THYANGBOCHE

Qué imponentes son los Himalaya. Cuánta belleza y majestuosidad pueden inspirar a un noble y humilde corazón que se deja maravillar y atrapar en un abrazo eterno de su presencia. Qué grandioso y apasionante sentimiento contemplar las maravillas y las bellezas que la naturaleza nos regala.

La emoción llenaba el corazón de cada uno de los presentes, de los dos sherpas, de los escaladores canadienses y del grupo de cinco aventureros. Ellos conformaban ahora un nuevo equipo, entre ellos esos locos soñadores que estaban cada día más cercanos a la cima más alta del mundo.

Su primera parada importante sería el Monasterio de Thyangboche, que está situado a cuatro mil metros de altura sobre el nivel medio del mar. Ahí pasarían tres días: realizarían una ceremonia muy importante de limpieza emocional y espiritual, para posteriormente continuar su viaje otros ocho días más rumbo al Campamento.

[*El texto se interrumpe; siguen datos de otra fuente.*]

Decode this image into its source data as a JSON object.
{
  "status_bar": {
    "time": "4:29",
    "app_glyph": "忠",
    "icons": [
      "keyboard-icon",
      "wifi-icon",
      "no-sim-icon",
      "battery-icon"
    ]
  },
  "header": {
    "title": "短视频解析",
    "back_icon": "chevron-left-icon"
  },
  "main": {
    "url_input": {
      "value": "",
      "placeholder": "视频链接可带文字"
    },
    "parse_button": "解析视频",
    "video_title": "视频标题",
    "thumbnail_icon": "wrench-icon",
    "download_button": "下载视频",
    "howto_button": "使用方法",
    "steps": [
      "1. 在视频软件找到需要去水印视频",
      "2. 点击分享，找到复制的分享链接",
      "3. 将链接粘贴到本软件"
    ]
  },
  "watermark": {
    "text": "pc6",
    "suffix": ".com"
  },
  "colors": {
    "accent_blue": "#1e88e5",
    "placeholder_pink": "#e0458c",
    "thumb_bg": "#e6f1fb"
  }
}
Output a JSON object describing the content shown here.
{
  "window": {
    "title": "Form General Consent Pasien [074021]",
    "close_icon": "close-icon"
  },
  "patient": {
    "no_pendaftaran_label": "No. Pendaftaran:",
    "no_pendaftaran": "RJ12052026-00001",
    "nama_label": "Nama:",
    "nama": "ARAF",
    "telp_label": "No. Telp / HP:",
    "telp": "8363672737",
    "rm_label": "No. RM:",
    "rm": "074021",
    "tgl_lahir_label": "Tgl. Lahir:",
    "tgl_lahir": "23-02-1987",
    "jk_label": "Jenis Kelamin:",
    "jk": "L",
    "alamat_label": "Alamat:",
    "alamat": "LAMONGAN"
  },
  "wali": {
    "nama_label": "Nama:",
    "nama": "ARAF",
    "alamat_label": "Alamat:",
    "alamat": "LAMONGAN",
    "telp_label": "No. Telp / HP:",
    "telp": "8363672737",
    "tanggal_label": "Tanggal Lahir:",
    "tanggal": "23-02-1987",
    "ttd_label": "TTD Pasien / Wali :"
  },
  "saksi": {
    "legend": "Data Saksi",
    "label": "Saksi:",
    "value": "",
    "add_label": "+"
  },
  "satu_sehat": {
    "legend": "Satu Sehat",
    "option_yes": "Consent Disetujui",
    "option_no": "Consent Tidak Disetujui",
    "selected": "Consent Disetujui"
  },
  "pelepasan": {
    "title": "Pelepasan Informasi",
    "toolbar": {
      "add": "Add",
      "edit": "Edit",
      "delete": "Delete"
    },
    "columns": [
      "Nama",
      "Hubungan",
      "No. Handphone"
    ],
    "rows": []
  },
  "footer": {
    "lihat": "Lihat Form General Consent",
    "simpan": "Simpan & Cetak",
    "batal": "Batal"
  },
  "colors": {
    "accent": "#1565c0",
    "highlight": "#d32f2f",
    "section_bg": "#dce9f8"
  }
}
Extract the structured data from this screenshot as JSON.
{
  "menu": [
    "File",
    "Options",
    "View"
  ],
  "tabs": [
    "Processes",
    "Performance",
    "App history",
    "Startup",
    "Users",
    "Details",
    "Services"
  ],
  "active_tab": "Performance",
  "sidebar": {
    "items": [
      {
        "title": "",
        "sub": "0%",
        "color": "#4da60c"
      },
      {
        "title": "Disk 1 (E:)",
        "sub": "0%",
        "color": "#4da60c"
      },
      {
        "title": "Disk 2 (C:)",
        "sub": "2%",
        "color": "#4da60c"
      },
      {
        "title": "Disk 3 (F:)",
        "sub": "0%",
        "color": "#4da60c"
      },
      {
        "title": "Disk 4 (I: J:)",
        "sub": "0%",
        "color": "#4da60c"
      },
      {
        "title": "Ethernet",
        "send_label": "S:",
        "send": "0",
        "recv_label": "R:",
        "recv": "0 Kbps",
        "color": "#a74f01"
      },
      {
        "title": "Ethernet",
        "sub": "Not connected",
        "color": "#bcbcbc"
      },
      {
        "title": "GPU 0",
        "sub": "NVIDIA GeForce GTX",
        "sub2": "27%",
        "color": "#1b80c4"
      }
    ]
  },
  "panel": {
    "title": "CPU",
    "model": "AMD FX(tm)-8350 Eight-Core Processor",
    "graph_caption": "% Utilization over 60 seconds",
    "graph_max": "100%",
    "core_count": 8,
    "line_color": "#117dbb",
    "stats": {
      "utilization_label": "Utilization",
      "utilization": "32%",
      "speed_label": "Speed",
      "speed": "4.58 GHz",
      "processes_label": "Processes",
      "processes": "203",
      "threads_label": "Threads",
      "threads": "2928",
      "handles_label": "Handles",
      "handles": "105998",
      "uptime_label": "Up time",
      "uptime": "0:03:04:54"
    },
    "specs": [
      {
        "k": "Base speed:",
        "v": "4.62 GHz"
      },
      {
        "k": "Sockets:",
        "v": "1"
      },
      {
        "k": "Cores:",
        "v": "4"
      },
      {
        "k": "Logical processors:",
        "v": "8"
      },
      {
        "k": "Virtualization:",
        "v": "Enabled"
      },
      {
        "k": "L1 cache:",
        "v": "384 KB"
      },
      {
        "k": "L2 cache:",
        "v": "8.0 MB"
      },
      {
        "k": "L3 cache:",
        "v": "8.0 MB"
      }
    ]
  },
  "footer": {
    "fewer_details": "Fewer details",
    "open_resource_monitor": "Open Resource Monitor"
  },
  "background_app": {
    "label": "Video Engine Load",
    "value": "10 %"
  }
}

A pesar de ser un trayecto largo y en compañía de todo el equipo, el viaje realmente era uno muy solitario, ya que había muchos momentos de soledad empleados para la contemplación del bello panorama a la vez que también para la introspección.

Mientras caminaban un día particular y Ada iba sumergida en sus propios pensamientos, David se acercó junto a ella. A pesar de su edad, su condición física era extraordinaria, y aunque despacio, iba siempre constante y decidido cargando las cenizas de su esposa con la mejor actitud.

Ada no podía dejar de darle vuelta y vuelta a aquellos recuerdos que de un segundo a otro la acechaban despiadadamente. Su problema personal era grande. “A final de cuentas, ¿quién soy?” “¿Qué es lo que vale ahora, la persona que comienzo a recordar o la persona que había comenzado a creer que era?” Su dilema era abrumador. “¿Cómo cambiar mi identidad y la idea que tengo de mí de un segundo al otro?”, se preguntaba a sí misma una y otra vez.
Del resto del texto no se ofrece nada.